Unitarity and unstable-particle scattering amplitudes

TL;DR

This paper derives unitarity equations for scattering amplitudes involving unstable particles by extending the principles of unitarity and analyticity, revealing positivity constraints similar to the optical theorem.

Contribution

It introduces a method to formulate unitarity equations for unstable-particle scattering amplitudes using residues at complex poles, aligning with stable-particle frameworks.

Findings

Derived unitarity equations for unstable particles

Established positivity constraints analogous to the optical theorem

Connected unstable-particle amplitudes to stable-particle analyticity

Abstract

Unitarity is the fundamental property of the S-matrix while its usage for a scattering of unstable particles has been subtle as unstable particles do not appear in the asymptotic states.
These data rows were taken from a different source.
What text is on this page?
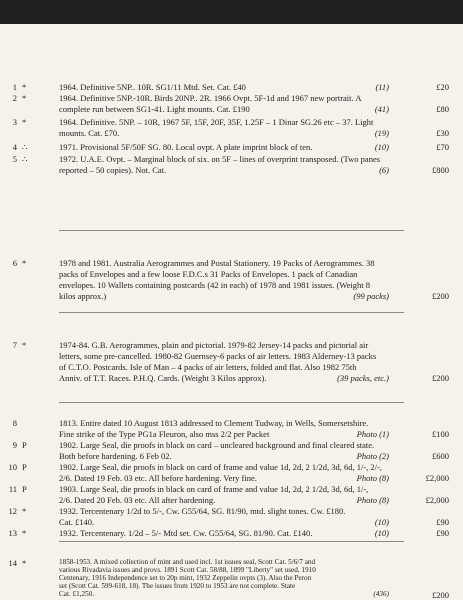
1 *	1964. Definitive 5NP.. 10R. SG1/11 Mtd. Set. Cat. £40	(11)	£20
2 *	1964. Definitive 5NP.-10R. Birds 20NP.. 2R. 1966 Ovpt. 5F-1d and 1967 new portrait. A
complete run between SG1-41. Light mounts. Cat. £190	(41)	£80
3 *	1964. Definitive. 5NP. – 10R, 1967 5F, 15F, 20F, 35F, 1.25F – 1 Dinar SG.26 etc – 37. Light
mounts. Cat. £70.	(19)	£30
4 ∴	1971. Provisional 5F/50F SG. 80. Local ovpt. A plate imprint block of ten.	(10)	£70
5 ∴	1972. U.A.E. Ovpt. – Marginal block of six. on 5F – lines of overprint transposed. (Two panes
reported – 50 copies). Not. Cat.	(6)	£800
6 *	1978 and 1981. Australia Aerogrammes and Postal Stationery. 19 Packs of Aerogrammes. 38
packs of Envelopes and a few loose F.D.C.s 31 Packs of Envelopes. 1 pack of Canadian
envelopes. 10 Wallets containing postcards (42 in each) of 1978 and 1981 issues. (Weight 8
kilos approx.)	(99 packs)	£200
7 *	1974-84. G.B. Aerogrammes, plain and pictorial. 1979-82 Jersey-14 packs and pictorial air
letters, some pre-cancelled. 1980-82 Guernsey-6 packs of air letters. 1983 Alderney-13 packs
of C.T.O. Postcards. Isle of Man – 4 packs of air letters, folded and flat. Also 1982 75th
Anniv. of T.T. Races. P.H.Q. Cards. (Weight 3 Kilos approx).	(39 packs, etc.)	£200
8	1813. Entire dated 10 August 1813 addressed to Clement Tudway, in Wells, Somersetshire.
Fine strike of the Type PG1a Fleuron, also mss 2/2 per Packet	Photo (1)	£100
9 P	1902. Large Seal, die proofs in black on card – uncleared background and final cleared state.
Both before hardening. 6 Feb 02.	Photo (2)	£600
10 P	1902. Large Seal, die proofs in black on card of frame and value 1d, 2d, 2 1/2d, 3d, 6d, 1/-, 2/-,
2/6. Dated 19 Feb. 03 etc. All before hardening. Very fine.	Photo (8)	£2,000
11 P	1903. Large Seal, die proofs in black on card of frame and value 1d, 2d, 2 1/2d, 3d, 6d, 1/-,
2/6. Dated 20 Feb. 03 etc. All after hardening.	Photo (8)	£2,000
12 *	1932. Tercentenary 1/2d to 5/-, Cw. G55/64, SG. 81/90, mtd. slight tones. Cw. £180.
Cat. £140.	(10)	£90
13 *	1932. Tercentenary. 1/2d – 5/- Mtd set. Cw. G55/64, SG. 81/90. Cat. £140.	(10)	£90
14 *	1858-1953. A mixed collection of mint and used incl. 1st issues seal, Scott Cat. 5/6/7 and
various Rivadavia issues and provs. 1891 Scott Cat. 58/88, 1899 "Liberty" set used, 1910
Centenary, 1916 Independence set to 20p mint, 1932 Zeppelin ovpts (3). Also the Peron
set (Scott Cat. 599-618, 18). The issues from 1920 to 1953 are not complete. State
Cat. £1,250.	(436)	£200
Defining unstable-particle amplitudes as residues of a higher-point amplitude at an appropriate complex pole, we find unitarity equations for the 2-to-2 unstable-particle amplitudes from unitarity and analyticity of stable-particle scattering amplitudes. The unstable-particle unitarity equations take a form analogous to those of the stable-particle amplitudes when the in and out states are chosen to be complex-conjugate positions. In particular, as in the optical theorem, we find a positivity constraint on a discontinuity of the amplitudes in a positive region of the momentum transfer variable.